Cat’s CradleCat’s Cradle by Kurt Vonnegut

My rating: 3 of 5 stars

Vonnegut is always a unique, and undeniably curious read, compelling in ways that defy the standard literary experience. For many, he's an acquired taste, heady as opposed to emotionally rewarding. His concerns in this absurd, satirical, dystopic tale about an author's quest to document the events surrounding the founder of the atom bomb's last day on earth, are as large as they come; the contemporary political, social, cultural and religious landscape. And as a satire he walks a fine line between a narrative that is hard to take seriously (characters are caricature, plot and dialogue carry little veracity) and an underlying message that is deadly serious. You never know whether to laugh or cry and I spent most of my time doing neither.

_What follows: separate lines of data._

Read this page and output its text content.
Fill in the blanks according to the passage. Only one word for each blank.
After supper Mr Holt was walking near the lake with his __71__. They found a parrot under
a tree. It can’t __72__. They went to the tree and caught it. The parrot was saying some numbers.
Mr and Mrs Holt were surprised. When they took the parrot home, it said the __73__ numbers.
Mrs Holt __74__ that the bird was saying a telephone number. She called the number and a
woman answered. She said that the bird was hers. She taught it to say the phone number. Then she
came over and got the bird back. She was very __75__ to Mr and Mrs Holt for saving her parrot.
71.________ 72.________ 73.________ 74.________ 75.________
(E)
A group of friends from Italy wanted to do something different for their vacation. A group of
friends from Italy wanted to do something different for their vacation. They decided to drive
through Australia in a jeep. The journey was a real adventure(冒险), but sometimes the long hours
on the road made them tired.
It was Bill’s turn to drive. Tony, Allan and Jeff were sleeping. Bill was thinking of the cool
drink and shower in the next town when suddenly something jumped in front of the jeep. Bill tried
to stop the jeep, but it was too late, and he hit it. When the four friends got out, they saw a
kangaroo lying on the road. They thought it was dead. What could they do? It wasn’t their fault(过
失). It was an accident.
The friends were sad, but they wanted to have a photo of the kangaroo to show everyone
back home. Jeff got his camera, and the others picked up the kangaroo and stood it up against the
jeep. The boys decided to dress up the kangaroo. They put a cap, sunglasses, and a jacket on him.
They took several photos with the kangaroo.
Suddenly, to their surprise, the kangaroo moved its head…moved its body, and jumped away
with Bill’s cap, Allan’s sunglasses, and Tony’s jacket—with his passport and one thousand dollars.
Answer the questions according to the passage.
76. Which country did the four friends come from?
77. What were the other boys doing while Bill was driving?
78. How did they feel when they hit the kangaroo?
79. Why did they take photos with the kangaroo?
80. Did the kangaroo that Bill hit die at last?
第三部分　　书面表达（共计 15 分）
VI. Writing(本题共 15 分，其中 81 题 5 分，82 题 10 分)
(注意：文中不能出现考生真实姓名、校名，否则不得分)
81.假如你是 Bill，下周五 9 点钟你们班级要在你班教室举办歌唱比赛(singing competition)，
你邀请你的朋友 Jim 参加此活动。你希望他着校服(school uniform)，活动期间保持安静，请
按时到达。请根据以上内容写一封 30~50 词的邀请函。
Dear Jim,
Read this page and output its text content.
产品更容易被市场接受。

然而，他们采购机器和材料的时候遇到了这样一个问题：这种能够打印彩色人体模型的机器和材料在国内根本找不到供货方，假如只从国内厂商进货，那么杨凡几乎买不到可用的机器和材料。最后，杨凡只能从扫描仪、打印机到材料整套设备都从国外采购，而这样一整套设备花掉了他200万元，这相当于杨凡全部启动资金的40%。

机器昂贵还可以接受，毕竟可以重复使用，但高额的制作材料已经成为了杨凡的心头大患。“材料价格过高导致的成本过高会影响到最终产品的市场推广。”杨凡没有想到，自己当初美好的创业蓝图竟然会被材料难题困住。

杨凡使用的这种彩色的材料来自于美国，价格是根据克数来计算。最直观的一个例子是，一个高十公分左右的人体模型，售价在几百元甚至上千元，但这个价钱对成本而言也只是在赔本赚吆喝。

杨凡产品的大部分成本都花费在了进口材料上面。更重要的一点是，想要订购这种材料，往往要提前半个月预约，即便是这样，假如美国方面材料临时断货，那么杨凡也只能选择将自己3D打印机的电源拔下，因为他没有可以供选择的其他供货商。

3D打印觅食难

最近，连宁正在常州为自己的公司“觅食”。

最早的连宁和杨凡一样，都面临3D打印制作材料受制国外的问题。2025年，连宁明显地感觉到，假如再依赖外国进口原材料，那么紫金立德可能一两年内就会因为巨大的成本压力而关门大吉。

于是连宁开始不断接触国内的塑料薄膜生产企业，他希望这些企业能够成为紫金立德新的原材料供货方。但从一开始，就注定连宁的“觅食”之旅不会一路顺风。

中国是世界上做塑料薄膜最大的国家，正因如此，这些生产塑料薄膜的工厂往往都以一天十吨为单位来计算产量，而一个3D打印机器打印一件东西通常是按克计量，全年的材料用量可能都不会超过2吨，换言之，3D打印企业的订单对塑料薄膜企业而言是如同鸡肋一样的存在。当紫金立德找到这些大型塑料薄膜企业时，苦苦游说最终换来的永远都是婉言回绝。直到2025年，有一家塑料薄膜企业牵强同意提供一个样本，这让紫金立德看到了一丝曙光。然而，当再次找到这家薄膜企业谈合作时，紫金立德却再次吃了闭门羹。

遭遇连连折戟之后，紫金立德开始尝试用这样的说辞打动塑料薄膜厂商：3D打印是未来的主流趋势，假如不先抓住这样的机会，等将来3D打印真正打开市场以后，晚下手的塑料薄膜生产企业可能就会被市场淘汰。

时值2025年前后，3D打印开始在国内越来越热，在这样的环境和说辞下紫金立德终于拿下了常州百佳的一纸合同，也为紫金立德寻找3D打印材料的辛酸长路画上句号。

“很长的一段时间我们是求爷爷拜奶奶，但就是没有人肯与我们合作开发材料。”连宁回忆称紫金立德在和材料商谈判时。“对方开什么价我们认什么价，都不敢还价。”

I shook my head instead. As the story shifts to the tiny Carribean island of San Lorenzo, and with the injection of faux-spriritual Bokonist aphorisms, the novel began feeling somewhat dated, recalling a time when Cold War ideology ruled the decisions of regimes and men, the US supported South American dictators in a bid to stave off Soviet expansionism in the Western Hemisphere, and the threat of a world-ending nuclear war peperpetually hung in the air. Then again, the ideological machinations of leaders still appear to hold sway, as the disastrous effect of three decades of neo-conservative fiscal policy in the US has shown. But is this a novel we're talking about? Well, yes and no. That's just the kind of book Cat's Cradle is. When you want to talk about the book it's not actually about the book.